The new and improved LULC data are derived from 2017 and 2018 aerial imagery and include a revision to the previous 2013–14 high-resolution imagery to ensure their classification schemes are consistent and the data comparable. As a result, the new data product accurately captures changes in land use and land cover throughout the Chesapeake Bay watershed from 2013–14 to 2017–18 at a 1-m resolution.
And it’s not only the spatial resolution of the imagery derived from the USDA’s National Agriculture Imagery Program (NAIP) that make these new data so powerful; it’s the combination of high-resolution imagery with ancillary data. After acquiring NAIP imagery, the team added object height information derived from LiDAR imagery, planimetric data (photo-derived images of roads, structures, and impervious surfaces taken from a plane), and land parcels to build a detailed land use classification. Physical context of features identifiable in NAIP imagery was especially useful for interpreting land use classes such as forest and turf grass. After two-years and an investment of nearly $3 million, the team had 1-meter resolution LULC with 54 classes (e.g., timber harvest, cropland, etc.) which is quite unique as there are no known regional-scale LULC datasets that have this level of detail for so many land-use classes allowing for more focused restoration and conservation efforts.
Major Findings
The new land data provide two primary improvements: (1) better characterization of the types of land use, and (2) land-change analysis.
Characterization of the types of land use
The new 2017–18 dataset includes a more detailed LULC classification with enhanced technical and scientific information that was not previously available for the original 2013–14 data products.
Impervious surface and tree canopy are the two groups of classes with the most improved accuracy because of the improved quality of ancillary data and increased availability of high-quality LiDAR imagery used. The new 2017–18 and revised 2013–14 datasets contain 54 LU/LC classes grouped into a general 18-class schema. The major types of land uses identified in this dataset are development, production, natural (forest-related), water, and wetlands. This new release includes 38 more LU/LC classes than the original 2013–14 data product, which have revealed patterns and processes that were not evident before.
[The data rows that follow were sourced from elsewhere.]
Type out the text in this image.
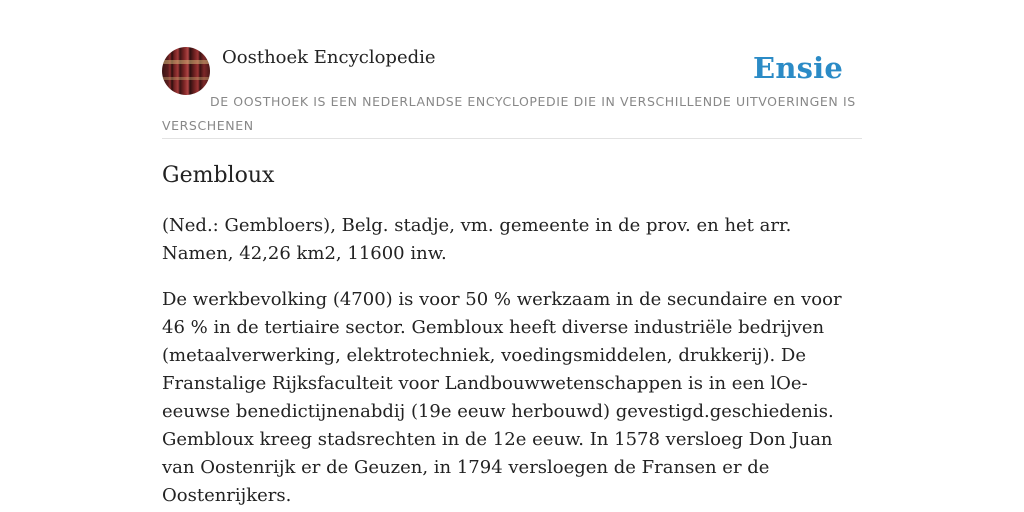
Oosthoek Encyclopedie	Ensie
DE OOSTHOEK IS EEN NEDERLANDSE ENCYCLOPEDIE DIE IN VERSCHILLENDE UITVOERINGEN IS VERSCHENEN
Gembloux

(Ned.: Gembloers), Belg. stadje, vm. gemeente in de prov. en het arr. Namen, 42,26 km2, 11600 inw.

De werkbevolking (4700) is voor 50 % werkzaam in de secundaire en voor 46 % in de tertiaire sector. Gembloux heeft diverse industriële bedrijven (metaalverwerking, elektrotechniek, voedingsmiddelen, drukkerij). De Franstalige Rijksfaculteit voor Landbouwwetenschappen is in een lOe-eeuwse benedictijnenabdij (19e eeuw herbouwd) gevestigd.geschiedenis. Gembloux kreeg stadsrechten in de 12e eeuw. In 1578 versloeg Don Juan van Oostenrijk er de Geuzen, in 1794 versloegen de Fransen er de Oostenrijkers.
Some of the findings from the new classifications include:
- Transitional lands mapped for the first time. Low, herbaceous vegetation and barren lands can represent one of the highest polluting land uses (such as corn production) or one of the lowest (such as fallow lands). Transitional lands include areas under construction, timber harvests, natural succession, and barren water margins. Capturing these land uses is necessary for monitoring LU/LC change and understanding its significance for water quality, watershed health, and vital habitats.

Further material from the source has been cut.